Les électeurs de Hartlepool ont l’impression d’avoir manqué la croissance économique des dernières décennies – et ils s’en prennent aux politiciens.

Au moment des élections, une majorité d’électeurs dans cette ville côtière de la classe ouvrière du nord-est de l’Angleterre soutiendrait inévitablement le Parti travailliste de gauche. Fier de son histoire industrielle en tant que centre de construction navale – le H.M.S. Trincomalee, le plus vieux navire de guerre flottant d’Europe, se trouve dans la marina balayée par le vent de la ville – ce pays est toujours considéré comme un centre travailliste alors que le Royaume-Uni se prépare aux élections du 12 décembre.

Mais les vieux liens sont mis à l’épreuve jusqu’à leurs limites, ce qui pourrait avoir un impact dévastateur sur le Parti travailliste, qui se bat pour vaincre le Parti conservateur au pouvoir. Les électeurs de Hartlepool ont le sentiment d’avoir marqué la croissance économique des dernières décennies, qui a transformé Londres et le sud-est de l’Angleterre. C’est le bord oriental de ce que les sondeurs ont appelé le « Red Wall » des sièges de soutien Brexit que le Labour détient avec une majorité de moins de 8 000 voix.

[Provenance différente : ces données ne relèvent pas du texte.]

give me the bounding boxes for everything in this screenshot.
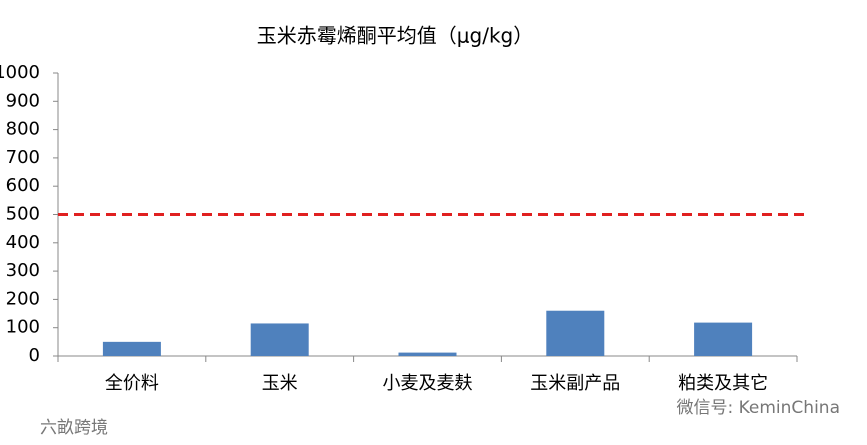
y-tick-label: 0 bbox=[29, 345, 40, 366]
y-tick-label: 800 bbox=[6, 119, 40, 140]
y-tick-label: 500 bbox=[6, 204, 40, 225]
bar bbox=[250, 323, 309, 356]
bar bbox=[546, 310, 605, 356]
chart-title: 玉米赤霉烯酮平均值（μg/kg） bbox=[257, 24, 533, 48]
x-tick-label: 粕类及其它 bbox=[678, 373, 768, 394]
watermark: 六畝跨境 bbox=[40, 418, 108, 438]
y-tick-label: 700 bbox=[6, 147, 40, 168]
y-tick-label: 100 bbox=[6, 317, 40, 338]
bar bbox=[398, 352, 457, 356]
x-tick-label: 玉米副产品 bbox=[530, 373, 620, 394]
bar bbox=[694, 322, 753, 356]
y-tick-label: 300 bbox=[6, 260, 40, 281]
y-tick-label: 200 bbox=[6, 288, 40, 309]
x-tick-label: 小麦及麦麸 bbox=[383, 373, 473, 394]
x-tick-label: 玉米 bbox=[262, 373, 298, 394]
x-tick-label: 全价料 bbox=[105, 373, 159, 394]
y-tick-label: 900 bbox=[6, 90, 40, 111]
y-tick-label: 400 bbox=[6, 232, 40, 253]
y-tick-label: 1000 bbox=[0, 62, 40, 83]
bar bbox=[102, 341, 161, 356]
y-tick-label: 600 bbox=[6, 175, 40, 196]
watermark: 微信号: KeminChina bbox=[676, 398, 840, 418]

Et il y a un autre problème auquel sont confrontés de nombreux électeurs travaillistes traditionnels : le chef du parti, Jeremy Corbyn.

« Je ne pense pas qu’il soit un bon leader », a déclaré Christine Scott, 57 ans, alors qu’elle préparait du hareng à vendre dans les poissonneries de Hodgson, une entreprise familiale qui est à Hartlepool depuis plus d’un siècle. « Je ne suis pas sûr à 100% de lui. »

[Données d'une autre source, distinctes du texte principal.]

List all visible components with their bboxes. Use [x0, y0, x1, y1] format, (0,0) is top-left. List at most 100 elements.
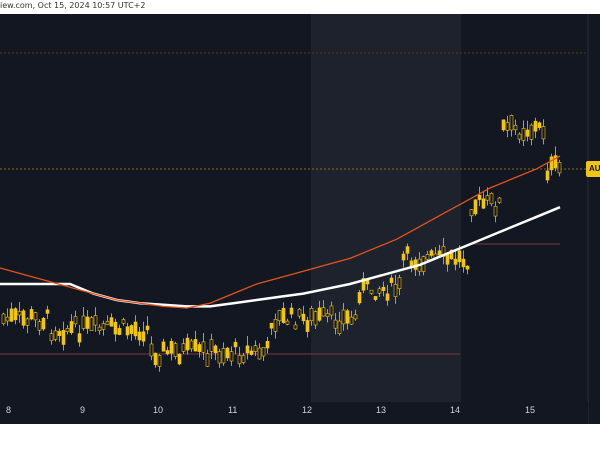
candle-body: [221, 348, 226, 364]
candle-body: [165, 350, 170, 355]
candle-body: [89, 317, 94, 332]
candle-body: [333, 319, 338, 329]
candle-body: [141, 331, 146, 342]
candle-body: [281, 307, 286, 323]
candle-body: [401, 253, 406, 261]
candle-body: [481, 198, 486, 209]
candle-body: [473, 199, 478, 215]
candle-body: [93, 315, 98, 326]
plot-background: [0, 14, 588, 424]
candle-body: [37, 321, 42, 331]
candle-body: [425, 254, 430, 260]
candle-body: [321, 307, 326, 317]
candle-body: [33, 312, 38, 321]
candle-body: [65, 327, 70, 332]
candle-body: [117, 328, 122, 335]
candle-body: [389, 277, 394, 283]
x-tick-label: 14: [450, 405, 460, 415]
candle-body: [197, 344, 202, 352]
candle-body: [517, 133, 522, 140]
candle-body: [97, 326, 102, 332]
candle-body: [513, 125, 518, 131]
candle-body: [309, 307, 314, 321]
candle-body: [5, 316, 10, 322]
candle-body: [557, 162, 562, 174]
bottom-bar: [0, 424, 600, 450]
candle-body: [229, 351, 234, 362]
candle-body: [193, 339, 198, 352]
candle-body: [305, 320, 310, 332]
candle-body: [397, 277, 402, 290]
candle-body: [533, 120, 538, 132]
candle-body: [369, 289, 374, 294]
candle-body: [49, 333, 54, 341]
candle-body: [509, 115, 514, 131]
candle-body: [497, 197, 502, 203]
candle-body: [393, 284, 398, 297]
candle-body: [209, 339, 214, 352]
candle-body: [381, 286, 386, 291]
candle-body: [453, 258, 458, 265]
candle-body: [181, 343, 186, 352]
candle-body: [461, 258, 466, 268]
candle-body: [201, 341, 206, 353]
candle-body: [73, 316, 78, 325]
candle-body: [465, 265, 470, 270]
candle-body: [265, 340, 270, 349]
candle-body: [137, 331, 142, 341]
candle-body: [493, 206, 498, 217]
candle-body: [217, 351, 222, 364]
candle-body: [329, 305, 334, 316]
candle-body: [9, 308, 14, 322]
candle-body: [205, 353, 210, 367]
candle-body: [249, 350, 254, 355]
candle-body: [17, 311, 22, 316]
candle-body: [445, 253, 450, 265]
candle-body: [325, 313, 330, 317]
candle-body: [85, 316, 90, 329]
candle-body: [341, 309, 346, 325]
candle-body: [525, 129, 530, 137]
x-tick-label: 15: [525, 405, 535, 415]
candle-body: [337, 320, 342, 335]
candle-body: [285, 320, 290, 325]
candle-body: [361, 278, 366, 291]
candle-body: [77, 333, 82, 343]
candle-body: [301, 313, 306, 322]
candle-body: [149, 343, 154, 357]
candle-body: [173, 343, 178, 357]
candle-body: [277, 310, 282, 322]
x-tick-label: 13: [376, 405, 386, 415]
x-tick-label: 8: [6, 405, 11, 415]
x-tick-label: 12: [302, 405, 312, 415]
candle-body: [261, 347, 266, 357]
current-price-tag: AU: [586, 161, 600, 177]
candle-body: [105, 321, 110, 325]
candle-body: [245, 345, 250, 354]
candle-body: [293, 324, 298, 330]
candle-body: [177, 353, 182, 365]
top-bar: iew.com, Oct 15, 2024 10:57 UTC+2: [0, 0, 600, 14]
candle-body: [81, 315, 86, 329]
candle-body: [529, 124, 534, 140]
candle-body: [157, 355, 162, 367]
candle-body: [213, 345, 218, 354]
candle-body: [125, 326, 130, 336]
x-tick-label: 9: [80, 405, 85, 415]
candle-body: [153, 352, 158, 366]
candle-body: [257, 347, 262, 360]
candle-body: [161, 341, 166, 352]
x-tick-label: 10: [153, 405, 163, 415]
candle-body: [349, 316, 354, 325]
candle-body: [437, 250, 442, 256]
candle-body: [41, 317, 46, 330]
candle-body: [133, 321, 138, 337]
candle-body: [313, 311, 318, 326]
candle-body: [357, 292, 362, 304]
candle-body: [297, 308, 302, 317]
candle-body: [253, 345, 258, 352]
candle-body: [101, 323, 106, 330]
candle-body: [169, 340, 174, 354]
candle-body: [225, 347, 230, 359]
candle-body: [457, 250, 462, 263]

Beaucoup sont d’accords avec les propositions radicales du Parti travailliste visant à nationaliser des entreprises ou des secteurs clés, comme le Royal Mail et les compagnies des eaux et des chemins de fer, et la défense acharnée du National Health Service du pays, que beaucoup croient que les conservateurs au pouvoir cherchent à privatiser.